2 ayda Meclis başkanını zar zor seçen bu memleketciğin (özellikle –cik ekiyle kavramı küçültmedim, küçümsettim) tam anlamıyla çakma bir muhalefeti var, hatta o kadar boş beleşler ki sadece ve sadece lafazanlıkta uzmanlaşmışlar!
Neymiş efendim, birkaç mühür usulüne uygun vurulmamışmış!
O birkaç mühürü usulüne uygun şekilde kasten vurmayarak memleketi dünyaya rezil etme yolunu açan birkaç utanmazlık, yüzsüzlük abidesini de boş geçmemek lazım, orası da ayrı bir mesele…!
Amma ve lakin, bizim çakma muhalefet, dünya resmen başımıza yıkılırken softa şaşırtmasıyla gündemin gerçeklerini saptırıyor!
Nasıl mı, izah edelim!
Örneğin hükümet hemen bütün resmi harçlara ve vergilere Temmuz ayında yüzde 85 zam yaptı, bunu ancak vergilerinizi ödemeye gittiğinizde öğreniyorsunuz, karşınıza fahişten öte vergiler çıkıyor, söylenen rakamlara şok oluyorsunuz!

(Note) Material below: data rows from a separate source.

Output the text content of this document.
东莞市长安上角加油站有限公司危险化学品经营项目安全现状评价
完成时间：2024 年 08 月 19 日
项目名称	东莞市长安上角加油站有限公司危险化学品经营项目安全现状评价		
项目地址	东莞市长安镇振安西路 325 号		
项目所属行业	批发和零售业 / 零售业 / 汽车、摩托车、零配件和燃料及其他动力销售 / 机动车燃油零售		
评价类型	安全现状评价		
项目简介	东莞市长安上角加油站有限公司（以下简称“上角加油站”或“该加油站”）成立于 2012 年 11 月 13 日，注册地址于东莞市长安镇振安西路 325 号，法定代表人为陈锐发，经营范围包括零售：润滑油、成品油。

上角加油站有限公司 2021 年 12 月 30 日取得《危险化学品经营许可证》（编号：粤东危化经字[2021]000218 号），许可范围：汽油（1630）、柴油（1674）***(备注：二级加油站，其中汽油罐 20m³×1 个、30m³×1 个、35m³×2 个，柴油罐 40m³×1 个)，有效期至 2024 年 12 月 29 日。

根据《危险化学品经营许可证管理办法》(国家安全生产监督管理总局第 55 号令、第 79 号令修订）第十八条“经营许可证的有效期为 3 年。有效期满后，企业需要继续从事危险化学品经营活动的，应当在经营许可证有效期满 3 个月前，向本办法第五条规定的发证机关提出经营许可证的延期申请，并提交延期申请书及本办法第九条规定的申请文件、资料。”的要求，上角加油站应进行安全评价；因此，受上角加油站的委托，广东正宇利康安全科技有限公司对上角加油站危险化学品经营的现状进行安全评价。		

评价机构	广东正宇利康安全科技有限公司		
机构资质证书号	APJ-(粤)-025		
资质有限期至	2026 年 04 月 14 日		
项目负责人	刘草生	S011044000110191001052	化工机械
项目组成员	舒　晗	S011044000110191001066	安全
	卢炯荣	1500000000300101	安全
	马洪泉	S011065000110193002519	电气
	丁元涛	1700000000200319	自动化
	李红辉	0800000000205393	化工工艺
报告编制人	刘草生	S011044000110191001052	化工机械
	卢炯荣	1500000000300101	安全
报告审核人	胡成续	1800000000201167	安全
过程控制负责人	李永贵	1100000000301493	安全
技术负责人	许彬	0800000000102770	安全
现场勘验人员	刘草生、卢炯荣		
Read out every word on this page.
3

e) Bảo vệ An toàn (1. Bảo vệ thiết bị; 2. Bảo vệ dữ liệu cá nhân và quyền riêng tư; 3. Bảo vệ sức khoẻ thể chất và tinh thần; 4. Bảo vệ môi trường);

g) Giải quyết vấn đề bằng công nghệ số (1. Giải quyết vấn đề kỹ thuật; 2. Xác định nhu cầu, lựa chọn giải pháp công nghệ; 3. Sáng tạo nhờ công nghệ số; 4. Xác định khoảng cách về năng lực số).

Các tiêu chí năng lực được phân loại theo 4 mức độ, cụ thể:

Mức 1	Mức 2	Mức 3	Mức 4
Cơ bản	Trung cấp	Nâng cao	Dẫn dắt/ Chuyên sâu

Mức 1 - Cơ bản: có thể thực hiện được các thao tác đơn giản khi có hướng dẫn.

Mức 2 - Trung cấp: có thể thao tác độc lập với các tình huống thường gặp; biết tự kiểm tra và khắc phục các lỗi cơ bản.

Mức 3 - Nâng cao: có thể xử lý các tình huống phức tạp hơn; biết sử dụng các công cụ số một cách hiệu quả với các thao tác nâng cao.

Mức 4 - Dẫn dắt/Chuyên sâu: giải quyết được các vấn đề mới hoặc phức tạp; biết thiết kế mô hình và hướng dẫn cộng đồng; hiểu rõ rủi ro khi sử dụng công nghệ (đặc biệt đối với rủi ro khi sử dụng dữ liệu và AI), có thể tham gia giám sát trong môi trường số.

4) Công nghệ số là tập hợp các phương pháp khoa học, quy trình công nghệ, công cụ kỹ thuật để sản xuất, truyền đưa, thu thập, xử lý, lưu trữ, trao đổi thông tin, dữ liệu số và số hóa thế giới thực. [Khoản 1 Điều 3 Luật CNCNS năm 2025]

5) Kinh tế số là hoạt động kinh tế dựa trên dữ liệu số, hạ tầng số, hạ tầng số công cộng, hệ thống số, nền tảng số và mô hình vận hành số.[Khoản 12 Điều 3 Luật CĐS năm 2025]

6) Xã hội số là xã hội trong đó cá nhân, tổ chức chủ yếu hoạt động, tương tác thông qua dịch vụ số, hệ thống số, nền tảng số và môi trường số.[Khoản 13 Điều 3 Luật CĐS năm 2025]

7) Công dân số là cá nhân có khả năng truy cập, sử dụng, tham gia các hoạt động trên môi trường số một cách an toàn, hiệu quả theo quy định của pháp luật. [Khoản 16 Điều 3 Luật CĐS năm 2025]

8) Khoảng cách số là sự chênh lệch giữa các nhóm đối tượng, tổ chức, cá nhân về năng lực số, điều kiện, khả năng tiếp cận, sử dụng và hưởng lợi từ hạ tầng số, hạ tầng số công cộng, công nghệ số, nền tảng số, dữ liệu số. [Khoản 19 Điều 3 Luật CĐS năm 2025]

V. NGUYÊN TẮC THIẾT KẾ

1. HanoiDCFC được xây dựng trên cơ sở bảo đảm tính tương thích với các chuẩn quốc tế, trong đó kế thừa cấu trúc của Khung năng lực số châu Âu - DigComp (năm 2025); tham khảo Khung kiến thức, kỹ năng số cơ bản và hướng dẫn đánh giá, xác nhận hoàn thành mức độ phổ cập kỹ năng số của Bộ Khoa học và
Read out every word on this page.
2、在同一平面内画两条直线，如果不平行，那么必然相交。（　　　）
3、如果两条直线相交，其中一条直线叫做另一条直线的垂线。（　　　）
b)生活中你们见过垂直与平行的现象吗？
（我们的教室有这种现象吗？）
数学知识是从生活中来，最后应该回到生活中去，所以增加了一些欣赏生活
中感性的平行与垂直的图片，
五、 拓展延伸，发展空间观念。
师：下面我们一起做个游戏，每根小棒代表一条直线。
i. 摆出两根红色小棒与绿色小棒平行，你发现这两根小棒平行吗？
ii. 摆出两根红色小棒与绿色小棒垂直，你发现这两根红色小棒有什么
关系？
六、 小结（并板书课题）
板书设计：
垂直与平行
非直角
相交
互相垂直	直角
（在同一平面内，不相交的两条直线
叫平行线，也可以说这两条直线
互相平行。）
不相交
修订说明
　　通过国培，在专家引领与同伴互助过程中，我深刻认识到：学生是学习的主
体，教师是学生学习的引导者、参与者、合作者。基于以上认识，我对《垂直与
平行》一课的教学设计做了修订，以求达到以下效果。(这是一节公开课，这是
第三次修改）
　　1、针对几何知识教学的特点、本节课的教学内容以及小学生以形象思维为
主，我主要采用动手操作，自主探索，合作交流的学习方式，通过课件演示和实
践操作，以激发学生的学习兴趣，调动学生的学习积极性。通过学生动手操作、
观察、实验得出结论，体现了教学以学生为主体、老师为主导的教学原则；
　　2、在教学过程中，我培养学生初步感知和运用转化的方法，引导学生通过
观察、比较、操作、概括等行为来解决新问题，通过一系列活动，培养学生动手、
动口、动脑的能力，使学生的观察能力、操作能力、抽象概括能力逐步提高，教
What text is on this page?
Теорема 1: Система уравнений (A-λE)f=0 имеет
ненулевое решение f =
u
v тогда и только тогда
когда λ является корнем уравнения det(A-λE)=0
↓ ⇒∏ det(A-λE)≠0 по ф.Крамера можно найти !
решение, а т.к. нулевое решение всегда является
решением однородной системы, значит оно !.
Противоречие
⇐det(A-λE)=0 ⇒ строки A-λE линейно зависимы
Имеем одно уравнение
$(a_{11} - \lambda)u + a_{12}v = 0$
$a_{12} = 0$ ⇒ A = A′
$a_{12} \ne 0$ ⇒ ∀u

Başta CTP, bütün muhalefet bunun bal gibi farkındaydı ve bu fahiş zamlara tepki olarak gık bile demedi, olası bir erken seçimde UBP’nin ektiğini “ne yapalım, UBP ekmiş bulundu, biz de biçiyoruz” diyerek, ortak günahlarını yine UBP iktidarına yıkma yolunu seçeceklerdi!
Piyasada akıl almaz bir vurgun düzeni var, resmen kör tuttuğuna tecavüz ediyor, bazı marketler milleti kazıklayabildiği kadar kazıklıyor, millet gidip Rum tarafından alışveriş ediyor, nerdeyse yarı yarıya karlı çıkıyor, milletin cebindeki paranın yarısı karşı tarafa akıyor, artık marketlerde tek bir Rum müşteri bile görmez olduk, buna ne muhalefet ses çıkarıyor, ne de iktidar!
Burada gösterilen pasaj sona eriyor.